Yendo de un lado al otro pude ver de cerca a nuestra capital, atravesada por carros, motocicletas, autobuses, camiones, gandolas, patrullas y ambulancias, en medio de un tráfico endiablado en casi todos lados y durante buena parte del día.

Observar, así mismo, a los automovilistas conduciendo con la mano preparada para tocar la bocina porque el carro de adelante va muy despacio, porque se detuvo cuando el semáforo se puso en amarillo o porque no se “comió la luz”, todo lo cual me consta, dicho sea de paso, pues he sido siempre un chofer vilipendiado por manejar despacio, como si no tuviera apuro por llegar a ningún sitio.

Por otro lado, en varias ocasiones advertí cómo gandolas y autobuses hacían de las suyas y cómo las patrullas exageraban, sospecha uno, la necesidad de su presencia “en el sitio de los acontecimientos”, elevando hasta el cielo el silbido de sus alarmas.

Igualmente, pude mirar a los motorizados, en crecimiento casi exponencial gracias al “delivery”, terciando con ventaja y alevosía en el tránsito cotidiano, colándose entre los carros sin más pasaporte que un pitico atado compulsivamente al dedo pulgar, tratando de ganarse la arepa, condenados a soportar la mala fama que le generan los colegas que prefieren el atraco y convertidos en víctimas propicias de cualquier “operativo”, obligados a detenerse para ser revisados e interrogados por razones de “pinta”, o sea el “porte ilícito de cara”.

En suma, lo que suele denominarse el tráfico rodado ha convertido a Caracas en una metáfora del ruido, violando las normas existentes y generando lo que se ha clasificado como un problema ambiental que afecta a las personas, tanto en su salud física (molestias ocasionales, pérdida de la audición, diabetes, hipertensión…), como en su condición mental (depresión, ansiedad, estrés…).

Así lo ha revelado en distintos informes la Organización Mundial de la Salud, institución que lo señala como la principal fuente de “contaminación sónica”, por encima de otras tales como la industria, la construcción o los sitios de recreación, afectando seriamente la calidad de vida de la población en las áreas urbanas, a lo largo y ancho del planeta.
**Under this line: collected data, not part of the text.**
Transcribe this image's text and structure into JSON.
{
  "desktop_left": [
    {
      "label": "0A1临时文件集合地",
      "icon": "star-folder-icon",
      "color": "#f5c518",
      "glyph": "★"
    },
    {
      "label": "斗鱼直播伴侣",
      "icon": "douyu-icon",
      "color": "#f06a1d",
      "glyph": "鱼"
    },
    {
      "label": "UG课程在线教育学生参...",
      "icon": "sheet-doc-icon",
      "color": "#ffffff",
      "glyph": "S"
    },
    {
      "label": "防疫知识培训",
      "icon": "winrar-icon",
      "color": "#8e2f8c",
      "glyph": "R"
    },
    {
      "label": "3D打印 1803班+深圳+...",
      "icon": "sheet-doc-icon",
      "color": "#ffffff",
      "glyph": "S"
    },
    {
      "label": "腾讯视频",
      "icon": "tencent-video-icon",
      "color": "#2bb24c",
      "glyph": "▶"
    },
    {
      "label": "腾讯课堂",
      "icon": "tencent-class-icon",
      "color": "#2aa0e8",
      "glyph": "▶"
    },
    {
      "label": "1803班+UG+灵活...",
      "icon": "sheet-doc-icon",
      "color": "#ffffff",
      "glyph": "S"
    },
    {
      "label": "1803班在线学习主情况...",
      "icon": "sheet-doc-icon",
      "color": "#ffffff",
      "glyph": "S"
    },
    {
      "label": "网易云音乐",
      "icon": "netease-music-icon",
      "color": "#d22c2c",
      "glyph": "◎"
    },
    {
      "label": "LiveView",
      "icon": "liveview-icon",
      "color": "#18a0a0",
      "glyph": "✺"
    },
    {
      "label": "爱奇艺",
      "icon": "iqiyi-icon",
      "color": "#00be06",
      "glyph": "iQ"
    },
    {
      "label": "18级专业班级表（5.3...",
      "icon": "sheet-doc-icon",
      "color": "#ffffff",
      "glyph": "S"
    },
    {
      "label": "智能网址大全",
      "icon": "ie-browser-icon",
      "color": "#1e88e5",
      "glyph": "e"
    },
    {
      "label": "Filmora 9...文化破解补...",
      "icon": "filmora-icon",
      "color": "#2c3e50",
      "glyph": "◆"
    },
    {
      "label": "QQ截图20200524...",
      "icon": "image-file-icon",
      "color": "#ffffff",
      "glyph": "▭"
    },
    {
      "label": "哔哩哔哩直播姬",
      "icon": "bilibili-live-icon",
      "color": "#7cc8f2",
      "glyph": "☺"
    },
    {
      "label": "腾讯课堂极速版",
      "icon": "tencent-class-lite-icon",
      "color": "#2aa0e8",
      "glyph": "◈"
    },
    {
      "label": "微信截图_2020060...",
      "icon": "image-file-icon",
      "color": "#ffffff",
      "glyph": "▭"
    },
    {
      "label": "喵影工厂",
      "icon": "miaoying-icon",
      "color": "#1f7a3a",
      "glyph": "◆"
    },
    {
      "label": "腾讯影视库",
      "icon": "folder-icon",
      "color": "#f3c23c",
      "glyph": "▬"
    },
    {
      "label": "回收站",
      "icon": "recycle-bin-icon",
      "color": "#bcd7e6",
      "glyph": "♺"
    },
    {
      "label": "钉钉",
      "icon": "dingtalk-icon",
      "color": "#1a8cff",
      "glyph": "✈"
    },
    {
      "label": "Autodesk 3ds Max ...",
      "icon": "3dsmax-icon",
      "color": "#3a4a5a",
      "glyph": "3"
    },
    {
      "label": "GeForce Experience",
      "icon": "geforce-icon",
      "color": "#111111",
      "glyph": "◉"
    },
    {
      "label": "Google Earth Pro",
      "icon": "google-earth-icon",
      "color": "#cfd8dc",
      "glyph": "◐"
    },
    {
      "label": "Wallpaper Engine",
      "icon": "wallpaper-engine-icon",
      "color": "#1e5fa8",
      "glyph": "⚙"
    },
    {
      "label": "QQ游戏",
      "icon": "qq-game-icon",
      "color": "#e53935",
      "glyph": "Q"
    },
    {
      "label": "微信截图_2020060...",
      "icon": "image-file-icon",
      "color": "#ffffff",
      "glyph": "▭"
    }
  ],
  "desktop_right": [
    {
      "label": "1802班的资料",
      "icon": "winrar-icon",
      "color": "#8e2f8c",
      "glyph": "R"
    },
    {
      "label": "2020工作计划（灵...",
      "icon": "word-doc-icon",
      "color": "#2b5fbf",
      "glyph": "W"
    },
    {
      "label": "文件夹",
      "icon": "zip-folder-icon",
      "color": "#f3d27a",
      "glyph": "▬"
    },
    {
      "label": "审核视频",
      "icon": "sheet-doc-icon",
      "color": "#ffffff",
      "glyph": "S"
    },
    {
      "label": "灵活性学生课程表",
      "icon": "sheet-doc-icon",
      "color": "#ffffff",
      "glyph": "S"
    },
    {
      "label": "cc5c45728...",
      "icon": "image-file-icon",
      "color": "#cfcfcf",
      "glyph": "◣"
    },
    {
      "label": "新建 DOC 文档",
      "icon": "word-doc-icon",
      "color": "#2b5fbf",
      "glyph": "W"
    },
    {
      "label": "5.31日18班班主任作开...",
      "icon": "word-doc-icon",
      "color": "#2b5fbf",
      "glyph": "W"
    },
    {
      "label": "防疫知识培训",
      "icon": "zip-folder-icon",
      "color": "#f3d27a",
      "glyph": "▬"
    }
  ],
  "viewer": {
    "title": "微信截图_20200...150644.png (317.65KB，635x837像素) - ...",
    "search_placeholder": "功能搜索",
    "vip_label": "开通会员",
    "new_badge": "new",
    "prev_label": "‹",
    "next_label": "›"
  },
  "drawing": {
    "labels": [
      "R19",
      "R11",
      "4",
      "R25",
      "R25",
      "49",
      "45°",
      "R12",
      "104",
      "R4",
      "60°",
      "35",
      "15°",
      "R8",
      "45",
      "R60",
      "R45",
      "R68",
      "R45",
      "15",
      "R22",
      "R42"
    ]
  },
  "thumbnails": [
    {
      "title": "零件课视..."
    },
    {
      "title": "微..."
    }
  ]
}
No obstante lo anterior, se advierte una tendencia fuerte hacia su tolerancia, como si las personas se acostumbraran. En este sentido, algunos estudios plantean la idea de que esa suerte de resignación es propia de los tiempos que corren, determinados por la aceleración de la vida en todos sus aspectos, la que nos lleva a la sedotofobia, esto es, al miedo a la calma, al sosiego y a la quietud.

No hay mejor manera de mostrar lo anterior que la de la poeta venezolana Hanni Ossott: «Estamos llenos de ruido porque no soportamos el silencio».

Harina de otro costal

Apenas elegido, el presidente Joe Biden afirmó: «Es el problema número uno que enfrenta la humanidad. Y es el tema número uno para mí». Se refería al cambio climático, considerándolo “…una amenaza existencial para la humanidad».

A lo largo su gobierno pareció que los enredos de la política norteamericana (Trump persiste en su necedad política, aún sin su cuenta de Twitter) dejarían estas declaraciones en el limbo del papel. Sin embargo, hace pocos días, consiguió que el Congreso le aprobara una ley que, entre varios temas, establece el impulso de las energías renovables, mediante importantes incentivos financieros para los productores y consumidores de energía eólica, solar o nuclear, con el fin de que Estados Unidos reduzca en 40% sus emisiones de Co2 para 2030, con relación a 2005. Se trata, sin duda, de una buena noticia para un planeta.

Aunque cojeando, el Acuerdo de París continúa vivo, respaldado (al menos con su firma) por la mayoría de los países. La cuestión ahora es si también conseguirá sobrevivir a una guerra como la de Ucrania, origen de una crisis energética que amenaza no solo al Acuerdo de París y a la lucha climática, sino la cooperación entre las naciones, como la única manera de la que disponen los terrícolas para resolver sus conflictos y encarar las complejidades de su futuro.